Of course, the heart of the problem is not declining numbers but waning commitment. As I addressed in my book, I Am a Church Member, church membership is becoming less and less meaningful in many churches. As membership becomes less meaningful, commitment naturally wanes.
While I don’t want to suggest there is a magic bullet to this problem, I do want to offer some approaches to address it. These five have proven to be the most helpful in hundreds of churches:
- Raise the expectations of membership. You may be surprised how many church members don’t really think it’s that important to be an active part of the church. No one has ever told them differently.
- Require an entry class for membership. By doing so, the church makes a statement that membership is meaningful. The class should also be used to state the expectations of what a committed member looks like.
- Encourage ministry involvement. Many members become less frequent attendees because they have no ministry roles in the church.

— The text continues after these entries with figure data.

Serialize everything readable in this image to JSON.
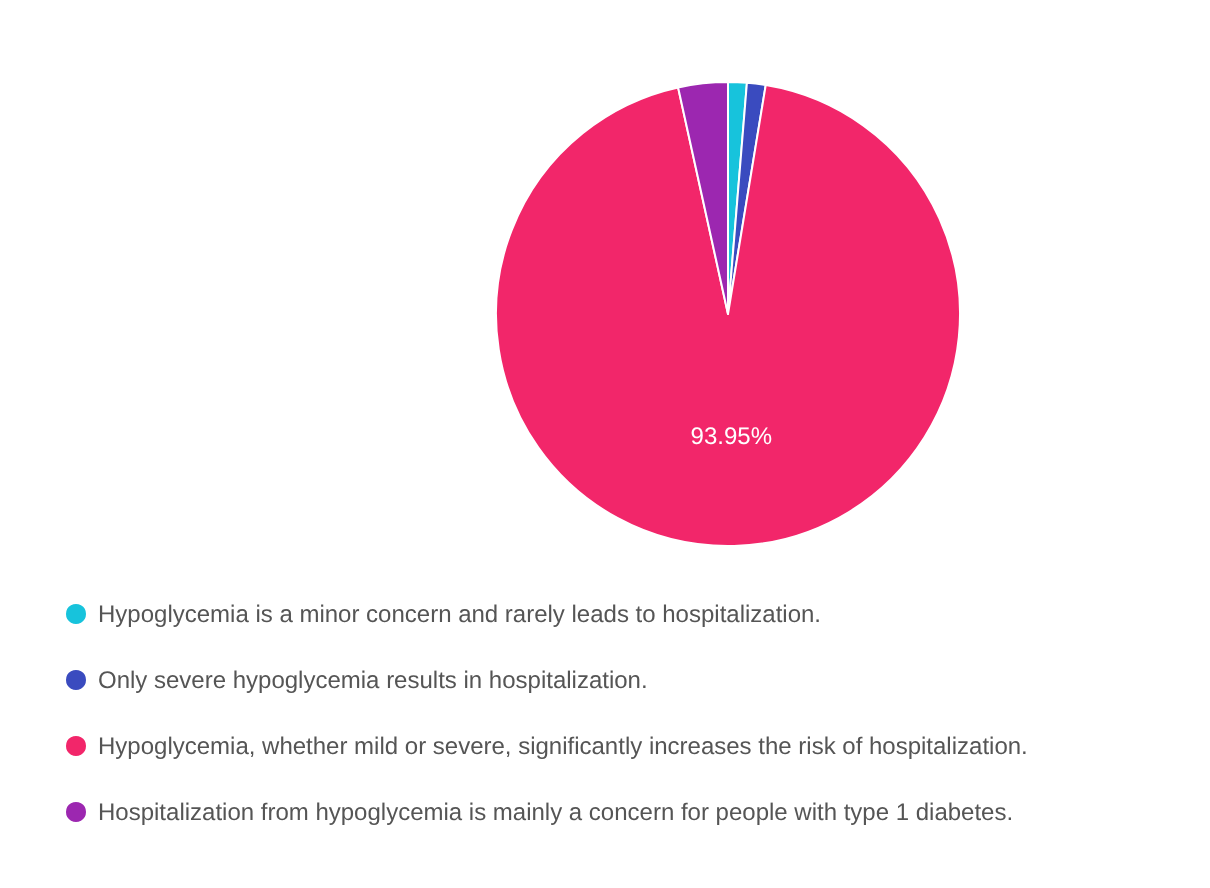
{
  "chart_data": {
    "type": "pie",
    "categories": [
      "Hypoglycemia is a minor concern and rarely leads to hospitalization.",
      "Only severe hypoglycemia results in hospitalization.",
      "Hypoglycemia, whether mild or severe, significantly increases the risk of hospitalization.",
      "Hospitalization from hypoglycemia is mainly a concern for people with type 1 diabetes."
    ],
    "values": [
      1.3,
      1.3,
      93.95,
      3.45
    ],
    "value_labels": [
      null,
      null,
      "93.95%",
      null
    ],
    "colors": [
      "#17c3dc",
      "#3a4bbf",
      "#f2266a",
      "#9c27b0"
    ],
    "legend": "bottom left"
  }
}
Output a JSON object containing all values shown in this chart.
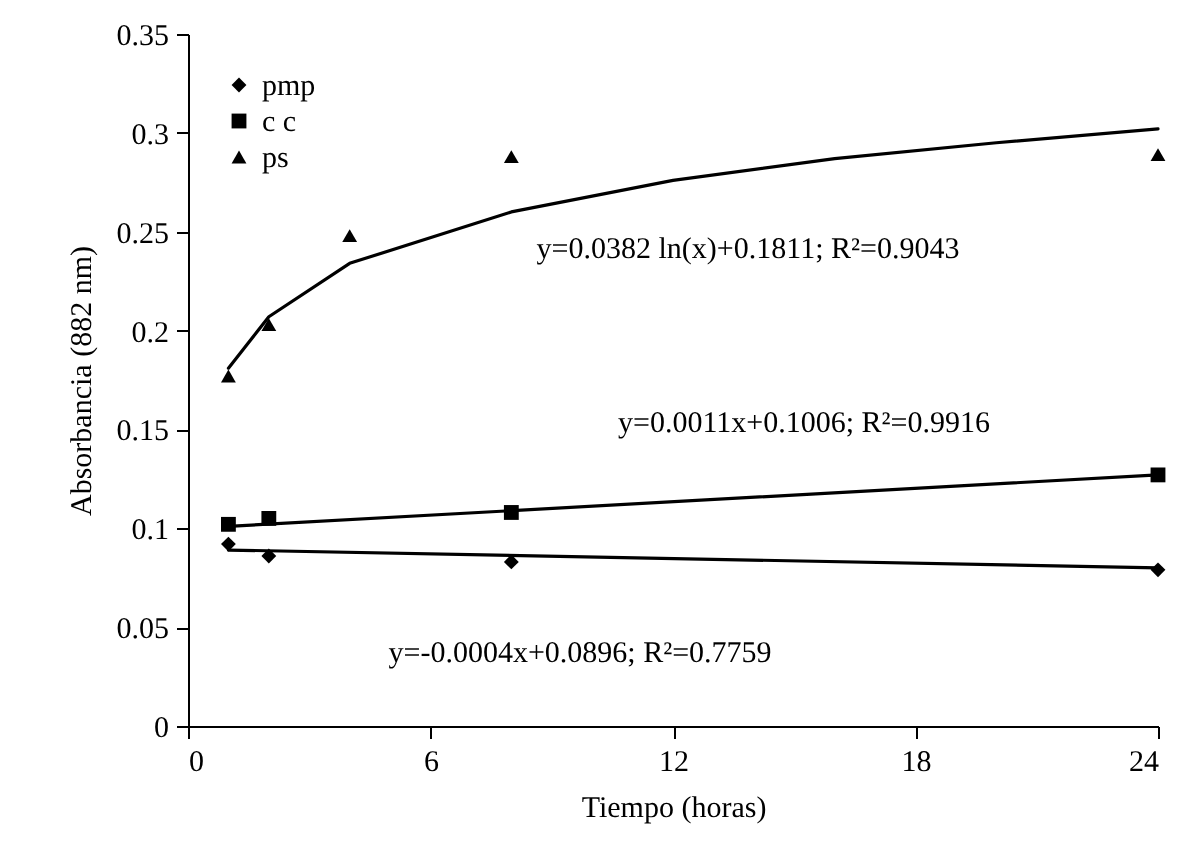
{
  "chart_data": {
    "type": "scatter",
    "xlabel": "Tiempo (horas)",
    "ylabel": "Absorbancia (882 nm)",
    "xlim": [
      0,
      24
    ],
    "xticks": [
      0,
      6,
      12,
      18,
      24
    ],
    "ylim": [
      0,
      0.35
    ],
    "yticks": [
      0,
      0.05,
      0.1,
      0.15,
      0.2,
      0.25,
      0.3,
      0.35
    ],
    "grid": false,
    "legend": "top left",
    "series": [
      {
        "name": "pmp",
        "marker": "diamond",
        "color": "#000000",
        "x": [
          1,
          2,
          8,
          24
        ],
        "values": [
          0.092,
          0.086,
          0.083,
          0.079
        ]
      },
      {
        "name": "c c",
        "marker": "square",
        "color": "#000000",
        "x": [
          1,
          2,
          8,
          24
        ],
        "values": [
          0.102,
          0.105,
          0.108,
          0.127
        ]
      },
      {
        "name": "ps",
        "marker": "triangle",
        "color": "#000000",
        "x": [
          1,
          2,
          4,
          8,
          24
        ],
        "values": [
          0.177,
          0.203,
          0.248,
          0.288,
          0.289
        ]
      },
      {
        "type": "line",
        "color": "#000000",
        "x": [
          1,
          2,
          4,
          8,
          12,
          16,
          20,
          24
        ],
        "values": [
          0.181,
          0.207,
          0.234,
          0.26,
          0.276,
          0.287,
          0.295,
          0.302
        ]
      },
      {
        "type": "line",
        "color": "#000000",
        "x": [
          1,
          24
        ],
        "values": [
          0.101,
          0.127
        ]
      },
      {
        "type": "line",
        "color": "#000000",
        "x": [
          1,
          24
        ],
        "values": [
          0.089,
          0.08
        ]
      }
    ],
    "annotations": [
      "y=0.0382 ln(x)+0.1811; R²=0.9043",
      "y=0.0011x+0.1006; R²=0.9916",
      "y=-0.0004x+0.0896; R²=0.7759"
    ]
  }
}
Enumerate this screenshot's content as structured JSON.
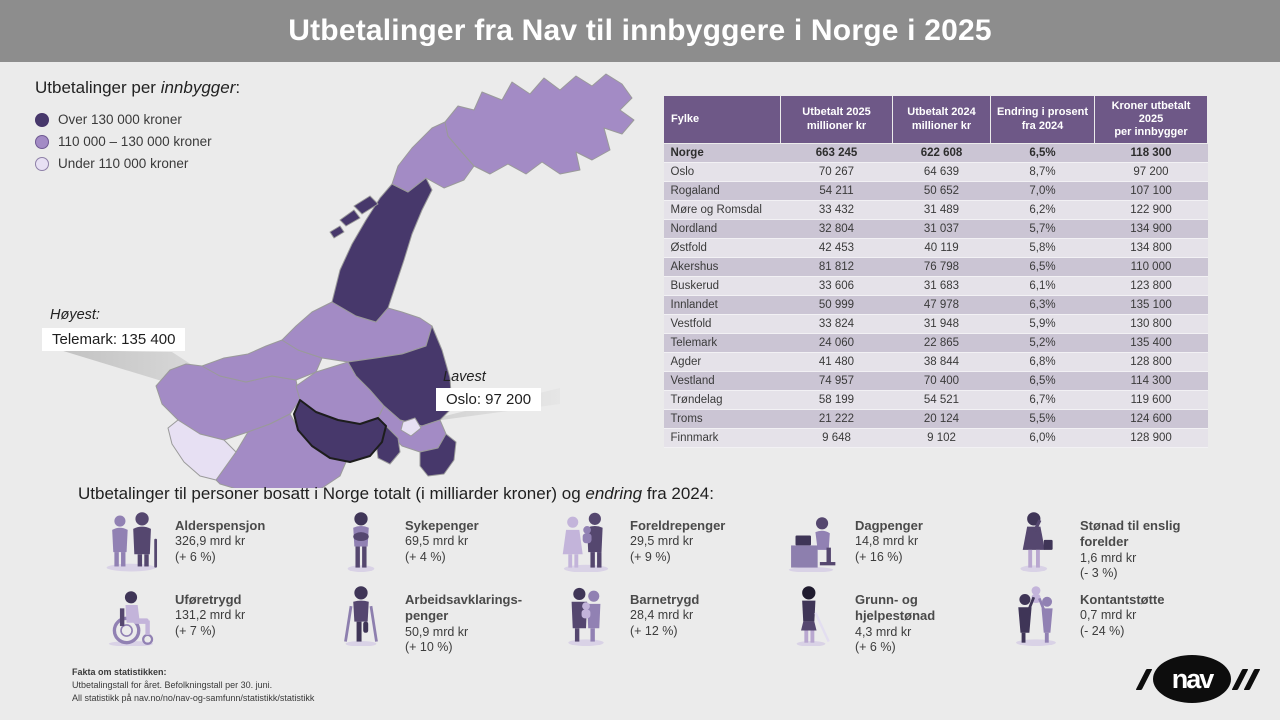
{
  "header": {
    "title": "Utbetalinger fra Nav til innbyggere i Norge i 2025"
  },
  "legend": {
    "title_prefix": "Utbetalinger per ",
    "title_italic": "innbygger",
    "title_suffix": ":",
    "items": [
      {
        "label": "Over 130 000 kroner",
        "category": "over"
      },
      {
        "label": "110 000 – 130 000 kroner",
        "category": "mid"
      },
      {
        "label": "Under 110 000 kroner",
        "category": "under"
      }
    ]
  },
  "map": {
    "category_colors": {
      "over": "#47386b",
      "mid": "#a38bc5",
      "under": "#e7e0f3"
    },
    "regions": [
      {
        "name": "Vestland",
        "category": "mid"
      },
      {
        "name": "Møre og Romsdal",
        "category": "mid"
      },
      {
        "name": "Trøndelag",
        "category": "mid"
      },
      {
        "name": "Buskerud",
        "category": "mid"
      },
      {
        "name": "Agder",
        "category": "mid"
      },
      {
        "name": "Rogaland",
        "category": "under"
      },
      {
        "name": "Innlandet",
        "category": "over"
      },
      {
        "name": "Akershus",
        "category": "mid"
      },
      {
        "name": "Østfold",
        "category": "over"
      },
      {
        "name": "Vestfold",
        "category": "over"
      },
      {
        "name": "Telemark",
        "category": "over"
      },
      {
        "name": "Oslo",
        "category": "under"
      },
      {
        "name": "Nordland",
        "category": "over"
      },
      {
        "name": "Nordland-Lofoten-1",
        "category": "over"
      },
      {
        "name": "Nordland-Lofoten-2",
        "category": "over"
      },
      {
        "name": "Nordland-Lofoten-3",
        "category": "over"
      },
      {
        "name": "Troms",
        "category": "mid"
      },
      {
        "name": "Finnmark",
        "category": "mid"
      }
    ],
    "annotations": {
      "highest_label": "Høyest:",
      "highest_value": "Telemark: 135 400",
      "lowest_label": "Lavest",
      "lowest_value": "Oslo: 97 200"
    }
  },
  "table": {
    "columns": [
      "Fylke",
      "Utbetalt 2025\nmillioner kr",
      "Utbetalt 2024\nmillioner kr",
      "Endring i prosent\nfra 2024",
      "Kroner utbetalt\n2025\nper innbygger"
    ],
    "rows": [
      {
        "fylke": "Norge",
        "u2025": "663 245",
        "u2024": "622 608",
        "endring": "6,5%",
        "per": "118 300",
        "bold": true
      },
      {
        "fylke": "Oslo",
        "u2025": "70 267",
        "u2024": "64 639",
        "endring": "8,7%",
        "per": "97 200"
      },
      {
        "fylke": "Rogaland",
        "u2025": "54 211",
        "u2024": "50 652",
        "endring": "7,0%",
        "per": "107 100"
      },
      {
        "fylke": "Møre og Romsdal",
        "u2025": "33 432",
        "u2024": "31 489",
        "endring": "6,2%",
        "per": "122 900"
      },
      {
        "fylke": "Nordland",
        "u2025": "32 804",
        "u2024": "31 037",
        "endring": "5,7%",
        "per": "134 900"
      },
      {
        "fylke": "Østfold",
        "u2025": "42 453",
        "u2024": "40 119",
        "endring": "5,8%",
        "per": "134 800"
      },
      {
        "fylke": "Akershus",
        "u2025": "81 812",
        "u2024": "76 798",
        "endring": "6,5%",
        "per": "110 000"
      },
      {
        "fylke": "Buskerud",
        "u2025": "33 606",
        "u2024": "31 683",
        "endring": "6,1%",
        "per": "123 800"
      },
      {
        "fylke": "Innlandet",
        "u2025": "50 999",
        "u2024": "47 978",
        "endring": "6,3%",
        "per": "135 100"
      },
      {
        "fylke": "Vestfold",
        "u2025": "33 824",
        "u2024": "31 948",
        "endring": "5,9%",
        "per": "130 800"
      },
      {
        "fylke": "Telemark",
        "u2025": "24 060",
        "u2024": "22 865",
        "endring": "5,2%",
        "per": "135 400"
      },
      {
        "fylke": "Agder",
        "u2025": "41 480",
        "u2024": "38 844",
        "endring": "6,8%",
        "per": "128 800"
      },
      {
        "fylke": "Vestland",
        "u2025": "74 957",
        "u2024": "70 400",
        "endring": "6,5%",
        "per": "114 300"
      },
      {
        "fylke": "Trøndelag",
        "u2025": "58 199",
        "u2024": "54 521",
        "endring": "6,7%",
        "per": "119 600"
      },
      {
        "fylke": "Troms",
        "u2025": "21 222",
        "u2024": "20 124",
        "endring": "5,5%",
        "per": "124 600"
      },
      {
        "fylke": "Finnmark",
        "u2025": "9 648",
        "u2024": "9 102",
        "endring": "6,0%",
        "per": "128 900"
      }
    ]
  },
  "benefits": {
    "heading_prefix": "Utbetalinger til personer bosatt i Norge totalt (i milliarder kroner) og ",
    "heading_italic": "endring",
    "heading_suffix": " fra 2024:",
    "items": [
      {
        "name": "Alderspensjon",
        "amount": "326,9 mrd kr",
        "change": "(+ 6 %)"
      },
      {
        "name": "Sykepenger",
        "amount": "69,5 mrd kr",
        "change": "(+ 4 %)"
      },
      {
        "name": "Foreldrepenger",
        "amount": "29,5 mrd kr",
        "change": "(+ 9 %)"
      },
      {
        "name": "Dagpenger",
        "amount": "14,8 mrd kr",
        "change": "(+ 16 %)"
      },
      {
        "name": "Stønad til enslig\nforelder",
        "amount": "1,6 mrd kr",
        "change": "(- 3 %)"
      },
      {
        "name": "Uføretrygd",
        "amount": "131,2 mrd kr",
        "change": "(+ 7 %)"
      },
      {
        "name": "Arbeidsavklarings-\npenger",
        "amount": "50,9 mrd kr",
        "change": "(+ 10 %)"
      },
      {
        "name": "Barnetrygd",
        "amount": "28,4 mrd kr",
        "change": "(+ 12 %)"
      },
      {
        "name": "Grunn- og\nhjelpestønad",
        "amount": "4,3 mrd kr",
        "change": "(+ 6 %)"
      },
      {
        "name": "Kontantstøtte",
        "amount": "0,7 mrd kr",
        "change": "(- 24 %)"
      }
    ]
  },
  "footer": {
    "facts_title": "Fakta om statistikken:",
    "facts_line1": "Utbetalingstall for året. Befolkningstall per 30. juni.",
    "facts_line2": "All statistikk på nav.no/no/nav-og-samfunn/statistikk/statistikk",
    "logo_text": "nav"
  }
}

They do not feel like they are an integral part of the church.
- Offer more options for worship times. Our culture is now a 24/7 population. Some members have to work during the times of worship services. If possible, give them options. One businessman recently told me that he changed congregations to a church that offered a Saturday worship time because his job required him to catch a plane on Sunday morning.
- Monitor attendance of each member. This approach is often difficult, especially for worship attendance. That is why the traditional Sunday school approach of calling absentees was so effective. Perhaps churches can incorporate that approach in all groups. Members are less likely to be absent if they know someone misses them.